The story is similar over the one-year period through July 2, with Stratasys stock's 39.6% gain handily beating the broader market's 11.3% return, while shares of Triple D are nearly 37% in the red.
We can attribute Stratasys stock's outperformance of the market largely to the company continuing to beat Wall Street's consensus earnings estimates. In three of the last four quarters, it has crushed bottom-line expectations, and in the other quarter it slightly beat the consensus.
We'll get into specifics in a moment, but you should know that shares also got a 14.4% boost on the last trading day of June -- Friday the 28th. However, as my colleague Rich Smith wrote, there didn't appear to be any identifiable catalyst for the move. If there is some material news, we should know about it relatively soon. And if not, as Rich noted, shares will give back their gain. In fact, in the first two trading days of July, Stratasys stock has already given back 50% of its spoils from Friday.
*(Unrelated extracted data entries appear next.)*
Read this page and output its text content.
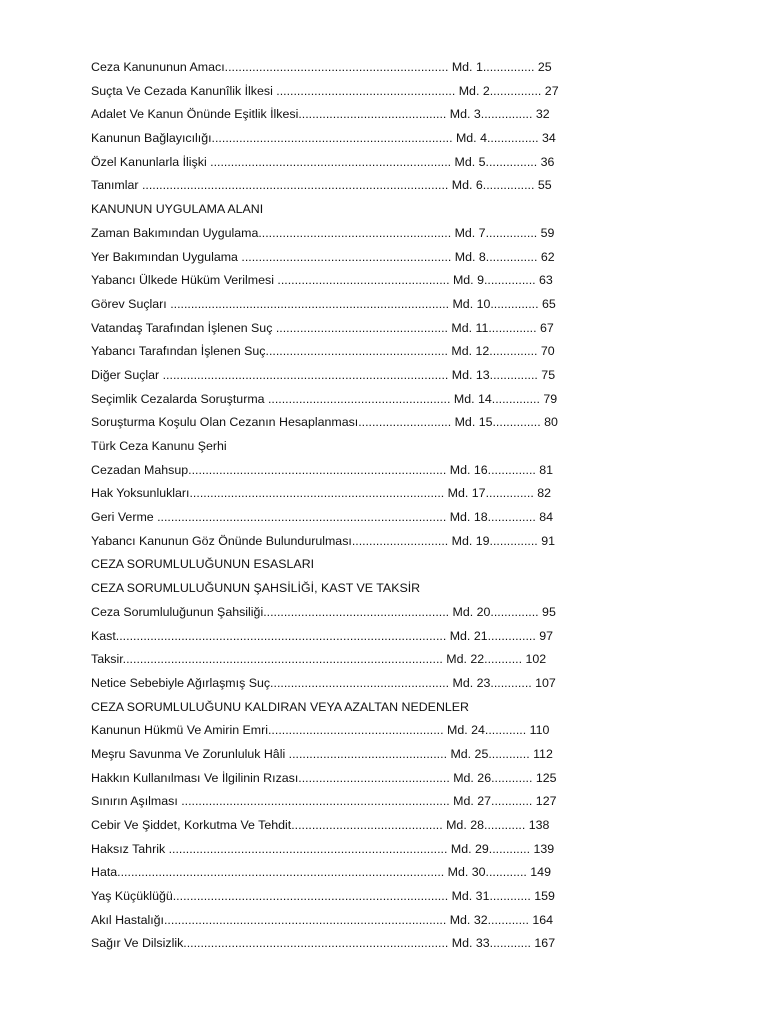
Ceza Kanununun Amacı................................................................. Md. 1............... 25
Suçta Ve Cezada Kanunîlik İlkesi .................................................... Md. 2............... 27
Adalet Ve Kanun Önünde Eşitlik İlkesi........................................... Md. 3............... 32
Kanunun Bağlayıcılığı...................................................................... Md. 4............... 34
Özel Kanunlarla İlişki ...................................................................... Md. 5............... 36
Tanımlar ......................................................................................... Md. 6............... 55
KANUNUN UYGULAMA ALANI
Zaman Bakımından Uygulama........................................................ Md. 7............... 59
Yer Bakımından Uygulama ............................................................. Md. 8............... 62
Yabancı Ülkede Hüküm Verilmesi .................................................. Md. 9............... 63
Görev Suçları ................................................................................. Md. 10.............. 65
Vatandaş Tarafından İşlenen Suç .................................................. Md. 11.............. 67
Yabancı Tarafından İşlenen Suç..................................................... Md. 12.............. 70
Diğer Suçlar ................................................................................... Md. 13.............. 75
Seçimlik Cezalarda Soruşturma ..................................................... Md. 14.............. 79
Soruşturma Koşulu Olan Cezanın Hesaplanması........................... Md. 15.............. 80
Türk Ceza Kanunu Şerhi
Cezadan Mahsup........................................................................... Md. 16.............. 81
Hak Yoksunlukları.......................................................................... Md. 17.............. 82
Geri Verme .................................................................................... Md. 18.............. 84
Yabancı Kanunun Göz Önünde Bulundurulması............................ Md. 19.............. 91
CEZA SORUMLULUĞUNUN ESASLARI
CEZA SORUMLULUĞUNUN ŞAHSİLİĞİ, KAST VE TAKSİR
Ceza Sorumluluğunun Şahsiliği...................................................... Md. 20.............. 95
Kast................................................................................................ Md. 21.............. 97
Taksir............................................................................................. Md. 22........... 102
Netice Sebebiyle Ağırlaşmış Suç.................................................... Md. 23............ 107
CEZA SORUMLULUĞUNU KALDIRAN VEYA AZALTAN NEDENLER
Kanunun Hükmü Ve Amirin Emri................................................... Md. 24............ 110
Meşru Savunma Ve Zorunluluk Hâli .............................................. Md. 25............ 112
Hakkın Kullanılması Ve İlgilinin Rızası............................................ Md. 26............ 125
Sınırın Aşılması .............................................................................. Md. 27............ 127
Cebir Ve Şiddet, Korkutma Ve Tehdit............................................ Md. 28............ 138
Haksız Tahrik ................................................................................. Md. 29............ 139
Hata............................................................................................... Md. 30............ 149
Yaş Küçüklüğü................................................................................ Md. 31............ 159
Akıl Hastalığı.................................................................................. Md. 32............ 164
Sağır Ve Dilsizlik............................................................................. Md. 33............ 167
Moving to the company's most recent earnings release: In the first quarter of 2019, Stratasys' revenue edged up 1% year over year to $155.3 million, reported net loss narrowed considerably, and earnings per share (EPS) adjusted for one-time items doubled to $0.10. Wall Street was looking for adjusted EPS of $0.06 on revenue of $152.8 million, so Stratasys easily beat both expectations.
Underlying revenue growth was better than suggested by the reported number. In constant currency and after adjusting for sales from the company's entities that it divested during 2018, revenue was up 5% year over year. That's still far from strong growth, but it is respectable for a company that's in turnaround mode.
Meanwhile, 3D Systems has missed Wall Street's earnings estimates in two of the last four quarters, with last quarter being a huge disappointment. In Q1, its adjusted loss per share widened by three times to $0.09, whereas the Street was projecting a loss of $0.01 per share. Revenue declined more than 8% year over year to $152 million, falling short of the $164.7 million that analysts were expecting.
Stratasys has made solid progress righting its ship, but "a sustainable turnaround will depend upon the company being able to profitably grow revenue," as I've previously written. Cautious optimism is warranted, giddiness is not -- particularly since the company doesn't yet have a permanent CEO.
Stratasys hasn't yet announced a date for the release of its Q2 results, but it should be sometime very late this month or early next month. Investors should focus on growth in 3D printer and consumables revenue. In the first quarter, both these key metrics grew just 1% year over year.